Après le Trophée des champions délocalisé à 4 500 km de la France, place à la finale de la Coupe de la Ligue féminine organisée à 5 000 km au sud du pays ! Le PSG et OL Lyonnes se retrouvent ce samedi au stade Félix Houphouët-Boigny (18h30) à Abidjan, capitale économique de la Côte d’Ivoire. À la clé : un nouveau trophée, celui de la Coupe de la Ligue, organisée pour la première fois cette saison.

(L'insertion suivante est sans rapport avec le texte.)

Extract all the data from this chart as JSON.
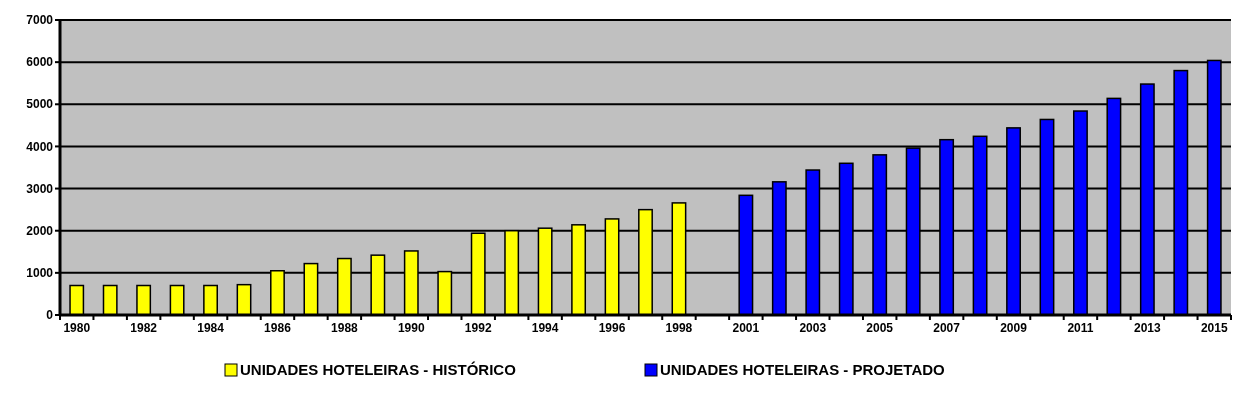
{
  "chart_data": {
    "type": "bar",
    "categories": [
      "1980",
      null,
      "1982",
      null,
      "1984",
      null,
      "1986",
      null,
      "1988",
      null,
      "1990",
      null,
      "1992",
      null,
      "1994",
      null,
      "1996",
      null,
      "1998",
      null,
      "2001",
      null,
      "2003",
      null,
      "2005",
      null,
      "2007",
      null,
      "2009",
      null,
      "2011",
      null,
      "2013",
      null,
      "2015"
    ],
    "series": [
      {
        "name": "UNIDADES HOTELEIRAS - HISTÓRICO",
        "color": "#ffff00",
        "values": [
          700,
          700,
          700,
          700,
          700,
          720,
          1050,
          1220,
          1340,
          1420,
          1520,
          1030,
          1940,
          2000,
          2060,
          2140,
          2280,
          2500,
          2660,
          null,
          null,
          null,
          null,
          null,
          null,
          null,
          null,
          null,
          null,
          null,
          null,
          null,
          null,
          null,
          null
        ]
      },
      {
        "name": "UNIDADES HOTELEIRAS - PROJETADO",
        "color": "#0000ff",
        "values": [
          null,
          null,
          null,
          null,
          null,
          null,
          null,
          null,
          null,
          null,
          null,
          null,
          null,
          null,
          null,
          null,
          null,
          null,
          null,
          null,
          2840,
          3160,
          3440,
          3600,
          3800,
          3960,
          4160,
          4240,
          4440,
          4640,
          4840,
          5140,
          5480,
          5800,
          6040
        ]
      }
    ],
    "ylim": [
      0,
      7000
    ],
    "yticks": [
      0,
      1000,
      2000,
      3000,
      4000,
      5000,
      6000,
      7000
    ],
    "grid": "y",
    "legend": "bottom"
  }
}
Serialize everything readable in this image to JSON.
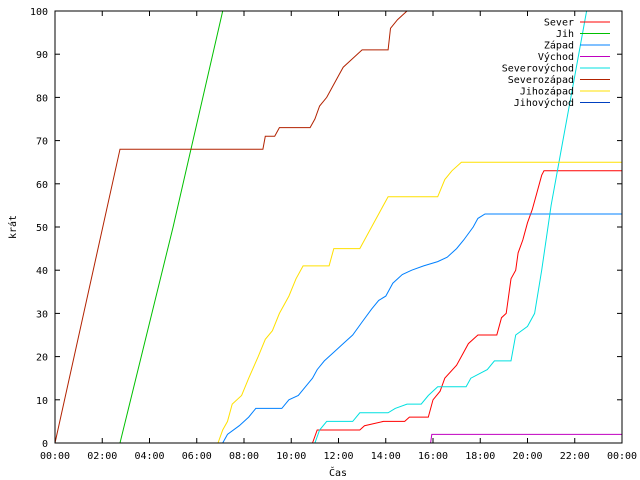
{
  "chart_data": {
    "type": "line",
    "xlabel": "Čas",
    "ylabel": "krát",
    "xlim": [
      0,
      24
    ],
    "ylim": [
      0,
      100
    ],
    "x_unit": "hours",
    "x_ticks": [
      {
        "value": 0,
        "label": "00:00"
      },
      {
        "value": 2,
        "label": "02:00"
      },
      {
        "value": 4,
        "label": "04:00"
      },
      {
        "value": 6,
        "label": "06:00"
      },
      {
        "value": 8,
        "label": "08:00"
      },
      {
        "value": 10,
        "label": "10:00"
      },
      {
        "value": 12,
        "label": "12:00"
      },
      {
        "value": 14,
        "label": "14:00"
      },
      {
        "value": 16,
        "label": "16:00"
      },
      {
        "value": 18,
        "label": "18:00"
      },
      {
        "value": 20,
        "label": "20:00"
      },
      {
        "value": 22,
        "label": "22:00"
      },
      {
        "value": 24,
        "label": "00:00"
      }
    ],
    "y_ticks": [
      0,
      10,
      20,
      30,
      40,
      50,
      60,
      70,
      80,
      90,
      100
    ],
    "grid": false,
    "legend_position": "top-right",
    "series": [
      {
        "name": "Sever",
        "color": "#ff0000",
        "points": [
          [
            10.9,
            0
          ],
          [
            11.1,
            3
          ],
          [
            12.9,
            3
          ],
          [
            13.1,
            4
          ],
          [
            13.9,
            5
          ],
          [
            14.8,
            5
          ],
          [
            15.0,
            6
          ],
          [
            15.8,
            6
          ],
          [
            16.0,
            10
          ],
          [
            16.3,
            12
          ],
          [
            16.5,
            15
          ],
          [
            17.0,
            18
          ],
          [
            17.3,
            21
          ],
          [
            17.5,
            23
          ],
          [
            17.9,
            25
          ],
          [
            18.7,
            25
          ],
          [
            18.9,
            29
          ],
          [
            19.1,
            30
          ],
          [
            19.3,
            38
          ],
          [
            19.5,
            40
          ],
          [
            19.6,
            44
          ],
          [
            19.8,
            47
          ],
          [
            20.0,
            51
          ],
          [
            20.2,
            54
          ],
          [
            20.4,
            58
          ],
          [
            20.6,
            62
          ],
          [
            20.7,
            63
          ],
          [
            24,
            63
          ]
        ]
      },
      {
        "name": "Jih",
        "color": "#00c000",
        "points": [
          [
            2.75,
            0
          ],
          [
            5.0,
            50
          ],
          [
            7.1,
            100
          ]
        ]
      },
      {
        "name": "Západ",
        "color": "#0080ff",
        "points": [
          [
            7.1,
            0
          ],
          [
            7.3,
            2
          ],
          [
            7.8,
            4
          ],
          [
            8.2,
            6
          ],
          [
            8.5,
            8
          ],
          [
            9.6,
            8
          ],
          [
            9.9,
            10
          ],
          [
            10.3,
            11
          ],
          [
            10.6,
            13
          ],
          [
            10.9,
            15
          ],
          [
            11.1,
            17
          ],
          [
            11.4,
            19
          ],
          [
            11.8,
            21
          ],
          [
            12.2,
            23
          ],
          [
            12.6,
            25
          ],
          [
            13.0,
            28
          ],
          [
            13.4,
            31
          ],
          [
            13.7,
            33
          ],
          [
            14.0,
            34
          ],
          [
            14.3,
            37
          ],
          [
            14.7,
            39
          ],
          [
            15.1,
            40
          ],
          [
            15.6,
            41
          ],
          [
            16.2,
            42
          ],
          [
            16.6,
            43
          ],
          [
            17.0,
            45
          ],
          [
            17.3,
            47
          ],
          [
            17.7,
            50
          ],
          [
            17.9,
            52
          ],
          [
            18.2,
            53
          ],
          [
            24,
            53
          ]
        ]
      },
      {
        "name": "Východ",
        "color": "#c000c0",
        "points": [
          [
            15.9,
            0
          ],
          [
            15.95,
            2
          ],
          [
            24,
            2
          ]
        ]
      },
      {
        "name": "Severovýchod",
        "color": "#00e0e0",
        "points": [
          [
            11.0,
            0
          ],
          [
            11.2,
            3
          ],
          [
            11.5,
            5
          ],
          [
            12.6,
            5
          ],
          [
            12.9,
            7
          ],
          [
            14.1,
            7
          ],
          [
            14.4,
            8
          ],
          [
            14.9,
            9
          ],
          [
            15.5,
            9
          ],
          [
            15.8,
            11
          ],
          [
            16.2,
            13
          ],
          [
            17.4,
            13
          ],
          [
            17.6,
            15
          ],
          [
            18.3,
            17
          ],
          [
            18.6,
            19
          ],
          [
            19.3,
            19
          ],
          [
            19.5,
            25
          ],
          [
            20.0,
            27
          ],
          [
            20.3,
            30
          ],
          [
            20.6,
            40
          ],
          [
            21.0,
            55
          ],
          [
            21.5,
            70
          ],
          [
            22.0,
            85
          ],
          [
            22.5,
            100
          ]
        ]
      },
      {
        "name": "Severozápad",
        "color": "#b22200",
        "points": [
          [
            0,
            0
          ],
          [
            2.75,
            68
          ],
          [
            8.8,
            68
          ],
          [
            8.9,
            71
          ],
          [
            9.3,
            71
          ],
          [
            9.5,
            73
          ],
          [
            10.8,
            73
          ],
          [
            11.0,
            75
          ],
          [
            11.2,
            78
          ],
          [
            11.5,
            80
          ],
          [
            11.7,
            82
          ],
          [
            12.0,
            85
          ],
          [
            12.2,
            87
          ],
          [
            12.6,
            89
          ],
          [
            13.0,
            91
          ],
          [
            14.1,
            91
          ],
          [
            14.2,
            96
          ],
          [
            14.5,
            98
          ],
          [
            14.9,
            100
          ]
        ]
      },
      {
        "name": "Jihozápad",
        "color": "#ffe000",
        "points": [
          [
            6.9,
            0
          ],
          [
            7.1,
            3
          ],
          [
            7.3,
            5
          ],
          [
            7.5,
            9
          ],
          [
            7.9,
            11
          ],
          [
            8.2,
            15
          ],
          [
            8.6,
            20
          ],
          [
            8.9,
            24
          ],
          [
            9.2,
            26
          ],
          [
            9.5,
            30
          ],
          [
            9.9,
            34
          ],
          [
            10.2,
            38
          ],
          [
            10.5,
            41
          ],
          [
            11.6,
            41
          ],
          [
            11.8,
            45
          ],
          [
            12.9,
            45
          ],
          [
            13.1,
            47
          ],
          [
            13.5,
            51
          ],
          [
            13.8,
            54
          ],
          [
            14.1,
            57
          ],
          [
            16.2,
            57
          ],
          [
            16.5,
            61
          ],
          [
            16.8,
            63
          ],
          [
            17.2,
            65
          ],
          [
            24,
            65
          ]
        ]
      },
      {
        "name": "Jihovýchod",
        "color": "#0040c0",
        "points": []
      }
    ]
  }
}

Financée via un partenariat avec le ministère des Sports local, la compétition suscite un engouement : 120 médias sont accrédités pour la finale et environ 25 000 personnes devraient être présentes dans les tribunes. Une finale qui « illustre l’ambition » de la Ligue de Football Féminin Professionnel, indique dans un communiqué l’organisation, qui souhaite « renforcer la visibilité du football féminin professionnel français, en France comme à l’international ».
Mais cette délocalisation a suscité la surprise, d’abord auprès des protagonistes. « Au vu de notre calendrier, au début c’était un peu compliqué, avec en plus le retour de sélection, constate Sakina Karchaoui, la capitaine du PSG, en conférence de presse ce vendredi. Mais une fois arrivées ici… C’est une expérience hors du commun. On est venues avec le sourire et l’envie de gagner, et le plaisir de partager des moments avec les filles. »

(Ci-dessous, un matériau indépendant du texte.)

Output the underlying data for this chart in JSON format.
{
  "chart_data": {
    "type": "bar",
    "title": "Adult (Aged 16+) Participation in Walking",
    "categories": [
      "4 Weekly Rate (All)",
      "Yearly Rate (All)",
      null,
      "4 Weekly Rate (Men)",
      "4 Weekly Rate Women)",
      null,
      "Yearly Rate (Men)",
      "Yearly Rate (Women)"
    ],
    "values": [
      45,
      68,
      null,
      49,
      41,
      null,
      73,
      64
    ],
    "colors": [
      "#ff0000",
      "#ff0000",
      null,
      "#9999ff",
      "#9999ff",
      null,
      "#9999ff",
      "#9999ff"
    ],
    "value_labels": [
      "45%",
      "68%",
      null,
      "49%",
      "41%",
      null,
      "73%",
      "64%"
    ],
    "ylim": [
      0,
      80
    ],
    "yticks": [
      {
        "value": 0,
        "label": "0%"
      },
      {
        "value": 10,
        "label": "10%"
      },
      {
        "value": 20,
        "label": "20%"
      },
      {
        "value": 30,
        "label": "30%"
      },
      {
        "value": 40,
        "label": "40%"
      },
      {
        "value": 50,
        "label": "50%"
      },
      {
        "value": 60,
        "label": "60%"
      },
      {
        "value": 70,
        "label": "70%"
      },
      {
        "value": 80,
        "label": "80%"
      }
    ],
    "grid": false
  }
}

Les supporters mécontents de cette délocalisation
Un avis partagé par Paulo Cesar, arrivé la veille sous de fortes chaleurs (plus de 30 degrés). « Si on me demande si, à partir du moment où je suis en France, je suis favorable pour délocaliser le match, moi je dis non, a expliqué l’entraîneur parisien. Mais je suis là, très content d’être là, avec l’envie de profiter de ça, de ce climat, de cette culture et de mettre mes joueuses dans les meilleures conditions. »

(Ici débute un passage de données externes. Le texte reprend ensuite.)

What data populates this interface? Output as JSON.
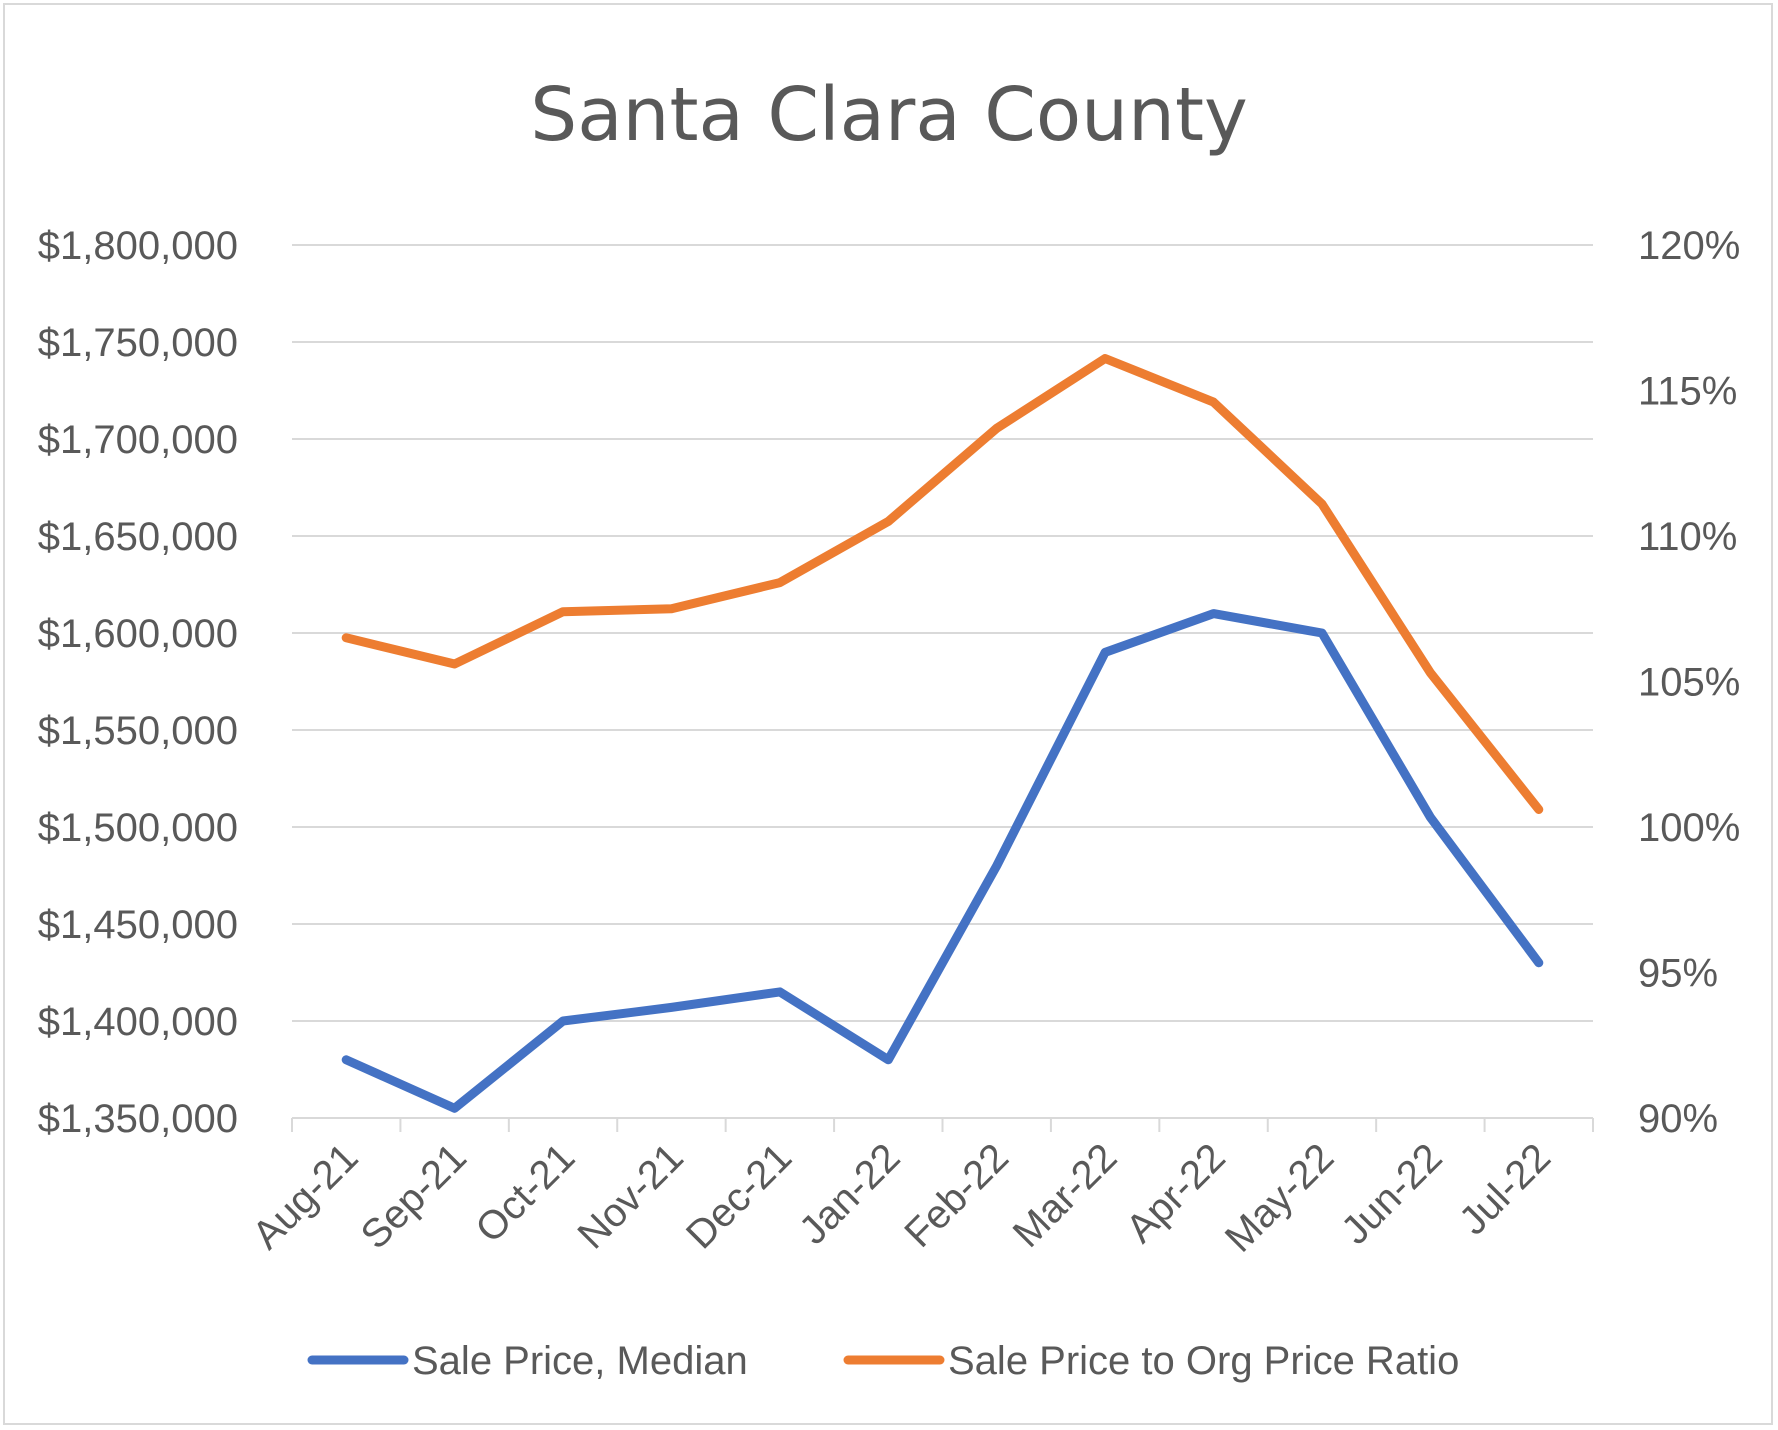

Les supporters, eux, n’ont pas vraiment goûté d’être éloignés de leurs équipes pour un match décisif dans la quête d’un trophée. « Nous nous opposons fermement à toute délocalisation, une pratique qui nous paraît contraire à l’esprit du football, populaire et à l’ancrage local qui fait la force de notre sport », écrivent notamment les fans des Lyonnaises sur leurs réseaux sociaux.
« Ca nous permet de créer un événement, dont on parle plus »
Mais les organisateurs se défendent. Paul-Hervé Douillard, directeur général de la LFFP, assume ce choix. « On a voulu aussi s’intégrer dans un programme international de développement, assure-t-il auprès de l’Agence France Presse (…). Jouer la finale à Abidjan, ça nous permet de créer un événement, dont on parle plus que si nous l’avions organisé en France, de travailler sur un continent qui fournit beaucoup de joueuses pour le championnat, dans un objectif commun de développer le sport féminin. »
L’événement aura malgré tout permis aux deux équipes de s’impliquer localement. Dans la matinée de ce vendredi, les Lyonnaises Marie-Antoinette Katoto et Ashley Lawrence ont visité l’hôpital Mère-Enfant Dominique Ouattara à Abidjan quand les Parisiennes Sakina Karchaoui, Élisa de Almeida, Jackie Groenen et Anaïs Ebayilin ont partagé un moment d’échange avec la section locale de supporters du PSG. Avant de se tourner vers la rencontre, avec un coup d’envoi à 17h30 heure locale (18h30 heure française) ce samedi.